WASHINGTON, D.C.—Tim Wu, the author and Columbia University professor credited with inventing the term “net neutrality,” appears likely to take a place in President Joe Biden’s new administration, according to a report by the Washington D.C. news site Politico. Wu appears headed to join Biden’s National Economic Council, where he also served in the latter days of Barack Obama’s presidency.
The potential appointment of Wu, experts say, signals Biden’s intention to take aim at the big tech companies, such as Facebook and Google, with an eye toward breaking them up—similar to the 1984 breakup of AT&T, which at that time held a virtual monopoly over the nation’s telephone service.
Possible efforts to break up big tech appeared to begin in the final days of the Donald Trump administration, last December, when the Federal Trade Commission filed an antitrust lawsuit against Facebook over its acquisitions of the highly popular social media apps Instagram and WhatsApp, as well as allegations of other anti-competitive practices.
Previous reports had said that Biden might appoint Wu to the FTC. But it is Wu’s advocacy of net neutrality, a concept which he first articulated in a 2002 academic paper titled “A Proposal for Network Neutrality,” that appears to indicate Biden’s intention to support an open internet.
“Net neutrality” refers to a set of rules that forbid internet service providers from discriminating against online data based on its source or a number of other factors. In other words, ISPs under net neutrality are prohibited from slowing, blocking, or for that matter granting an online “fast lane” to data traveling through their network. The principle is particularly important to the adult industry online, because it guarantees that data from adult sites cannot be blocked or throttled simply because it is transmitted by a porn site.

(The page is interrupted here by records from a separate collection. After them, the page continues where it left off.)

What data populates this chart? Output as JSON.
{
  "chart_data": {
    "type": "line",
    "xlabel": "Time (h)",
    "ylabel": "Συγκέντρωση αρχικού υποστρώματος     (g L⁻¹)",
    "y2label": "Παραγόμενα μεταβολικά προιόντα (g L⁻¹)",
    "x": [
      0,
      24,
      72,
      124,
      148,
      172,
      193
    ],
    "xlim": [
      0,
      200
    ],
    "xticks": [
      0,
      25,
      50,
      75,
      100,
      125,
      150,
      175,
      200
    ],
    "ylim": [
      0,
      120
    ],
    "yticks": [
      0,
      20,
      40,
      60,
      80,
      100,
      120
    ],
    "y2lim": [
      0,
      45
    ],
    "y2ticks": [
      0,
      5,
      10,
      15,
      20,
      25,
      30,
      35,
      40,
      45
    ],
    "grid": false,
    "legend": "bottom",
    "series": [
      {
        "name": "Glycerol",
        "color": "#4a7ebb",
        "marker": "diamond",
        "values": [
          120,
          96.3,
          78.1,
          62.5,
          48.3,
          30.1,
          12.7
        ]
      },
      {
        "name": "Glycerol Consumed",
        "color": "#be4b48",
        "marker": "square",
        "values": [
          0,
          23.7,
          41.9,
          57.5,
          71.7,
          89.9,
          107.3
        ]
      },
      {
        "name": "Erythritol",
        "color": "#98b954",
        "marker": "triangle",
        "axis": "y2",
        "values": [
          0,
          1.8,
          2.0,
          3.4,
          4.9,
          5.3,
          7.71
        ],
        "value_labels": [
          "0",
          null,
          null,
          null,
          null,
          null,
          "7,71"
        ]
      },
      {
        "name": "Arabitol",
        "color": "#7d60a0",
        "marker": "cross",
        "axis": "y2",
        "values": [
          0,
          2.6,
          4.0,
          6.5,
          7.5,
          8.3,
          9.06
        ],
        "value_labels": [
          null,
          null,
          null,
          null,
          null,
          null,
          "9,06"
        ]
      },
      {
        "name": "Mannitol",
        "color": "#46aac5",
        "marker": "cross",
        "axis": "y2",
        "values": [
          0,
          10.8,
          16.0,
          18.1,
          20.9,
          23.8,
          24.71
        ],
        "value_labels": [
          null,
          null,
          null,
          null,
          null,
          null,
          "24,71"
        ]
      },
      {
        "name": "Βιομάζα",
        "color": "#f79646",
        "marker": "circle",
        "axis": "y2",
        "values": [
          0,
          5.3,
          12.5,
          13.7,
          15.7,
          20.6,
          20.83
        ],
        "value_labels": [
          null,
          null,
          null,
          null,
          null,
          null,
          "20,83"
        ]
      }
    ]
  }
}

The nationwide net neutrality regulations put in place under Obama were repealed in 2018 by the Federal Communications Commission then led by Trump appointee Ajit Pai. Biden sent a strong signal that he intends to support net neutrality when he named FCC board member Jessica Rosenworcel, a strong net neutrality advocate, to serve as acting FCC chair following Pai’s resignation on January 20.

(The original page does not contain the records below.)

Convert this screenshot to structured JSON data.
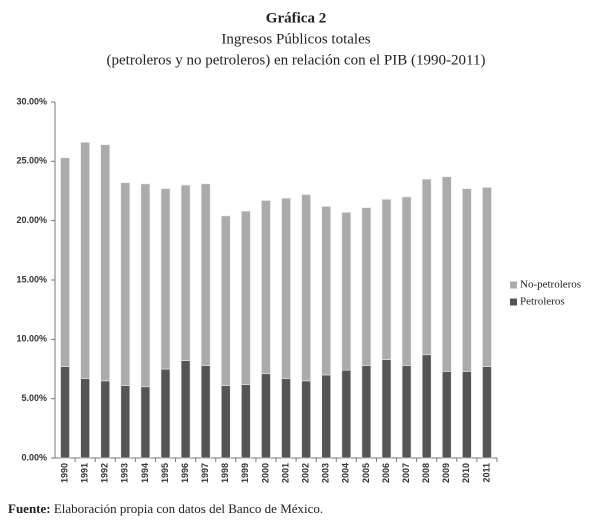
{
  "chart_data": {
    "type": "stacked-bar",
    "title": "Gráfica 2",
    "subtitle": [
      "Ingresos Públicos totales",
      "(petroleros y no petroleros) en relación con el PIB (1990-2011)"
    ],
    "categories": [
      "1990",
      "1991",
      "1992",
      "1993",
      "1994",
      "1995",
      "1996",
      "1997",
      "1998",
      "1999",
      "2000",
      "2001",
      "2002",
      "2003",
      "2004",
      "2005",
      "2006",
      "2007",
      "2008",
      "2009",
      "2010",
      "2011"
    ],
    "series": [
      {
        "name": "Petroleros",
        "color": "#555555",
        "values": [
          7.7,
          6.7,
          6.5,
          6.1,
          6.0,
          7.5,
          8.2,
          7.8,
          6.1,
          6.2,
          7.1,
          6.7,
          6.5,
          7.0,
          7.4,
          7.8,
          8.3,
          7.8,
          8.7,
          7.3,
          7.3,
          7.7
        ]
      },
      {
        "name": "No-petroleros",
        "color": "#ababab",
        "values": [
          17.6,
          19.9,
          19.9,
          17.1,
          17.1,
          15.2,
          14.8,
          15.3,
          14.3,
          14.6,
          14.6,
          15.2,
          15.7,
          14.2,
          13.3,
          13.3,
          13.5,
          14.2,
          14.8,
          16.4,
          15.4,
          15.1
        ]
      }
    ],
    "ylim": [
      0,
      30
    ],
    "yticks": [
      {
        "value": 0,
        "label": "0.00%"
      },
      {
        "value": 5,
        "label": "5.00%"
      },
      {
        "value": 10,
        "label": "10.00%"
      },
      {
        "value": 15,
        "label": "15.00%"
      },
      {
        "value": 20,
        "label": "20.00%"
      },
      {
        "value": 25,
        "label": "25.00%"
      },
      {
        "value": 30,
        "label": "30.00%"
      }
    ],
    "legend": "right"
  },
  "footer": {
    "label": "Fuente:",
    "text": "Elaboración propia con datos del Banco de México."
  }
}
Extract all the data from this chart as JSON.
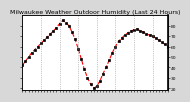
{
  "title": "Milwaukee Weather Outdoor Humidity (Last 24 Hours)",
  "x_values": [
    0,
    1,
    2,
    3,
    4,
    5,
    6,
    7,
    8,
    9,
    10,
    11,
    12,
    13,
    14,
    15,
    16,
    17,
    18,
    19,
    20,
    21,
    22,
    23,
    24,
    25,
    26,
    27,
    28,
    29,
    30,
    31,
    32,
    33,
    34,
    35,
    36,
    37,
    38,
    39,
    40,
    41,
    42,
    43,
    44,
    45,
    46,
    47
  ],
  "y_values": [
    42,
    46,
    50,
    54,
    57,
    60,
    63,
    66,
    69,
    72,
    75,
    78,
    82,
    85,
    83,
    80,
    74,
    67,
    58,
    48,
    38,
    30,
    24,
    20,
    22,
    27,
    34,
    40,
    47,
    54,
    60,
    65,
    68,
    71,
    73,
    75,
    76,
    77,
    75,
    74,
    72,
    71,
    70,
    68,
    66,
    64,
    62,
    60
  ],
  "line_color": "#FF0000",
  "line_style": "--",
  "marker": "s",
  "marker_color": "#000000",
  "marker_size": 1.5,
  "line_width": 0.8,
  "bg_color": "#d8d8d8",
  "plot_bg_color": "#ffffff",
  "grid_color": "#888888",
  "grid_style": ":",
  "ylim": [
    18,
    90
  ],
  "yticks": [
    20,
    30,
    40,
    50,
    60,
    70,
    80
  ],
  "title_fontsize": 4.5,
  "tick_fontsize": 3.2,
  "vgrid_positions": [
    6,
    12,
    18,
    24,
    30,
    36,
    42
  ],
  "n_points": 48
}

The Biden administration also dropped a lawsuit filed by the Department of Justice under Trump-appointed Attorney General William Barr against the state of California. The suit was intended to stop California from enforcing its own net neutrality statute. But this week, following the Biden administration’s withdrawal of the lawsuit, a judge ruled in a separate case that California may now enact the net neutrality law.
Though Wu is clearly an advocate of net neutrality, he has also written papers in which he appears to say that the First Amendment, which prohibits laws restricting freedom of expression, may have become “obsolete” in the internet era.
“One possibility is simply to concede that the First Amendment, built in another era, is not suited to today’s challenges. Instead, any answer must lie in the development of better social norms, adoption of journalistic ethics by private speech platforms, or action by the political branches. Perhaps constitutional law has reached its natural limit,” Wu wrote in a 2017 article for the Knight First Amendment Institute at Columbia University.
Wu has also opposed the 1986 Computer Fraud and Abuse Act, a law that makes accessing a computer without authorization illegal. The law is widely considered overly restrictive, and critics say that it allows tech giants like Facebook to, in effect, write their own laws defining what counts as “authorization,” meaning that in some circumstances even playing computer games or chatting with friends online could be deemed “unauthorized.”
Wu has described the CFAA as “the worst law in technology.”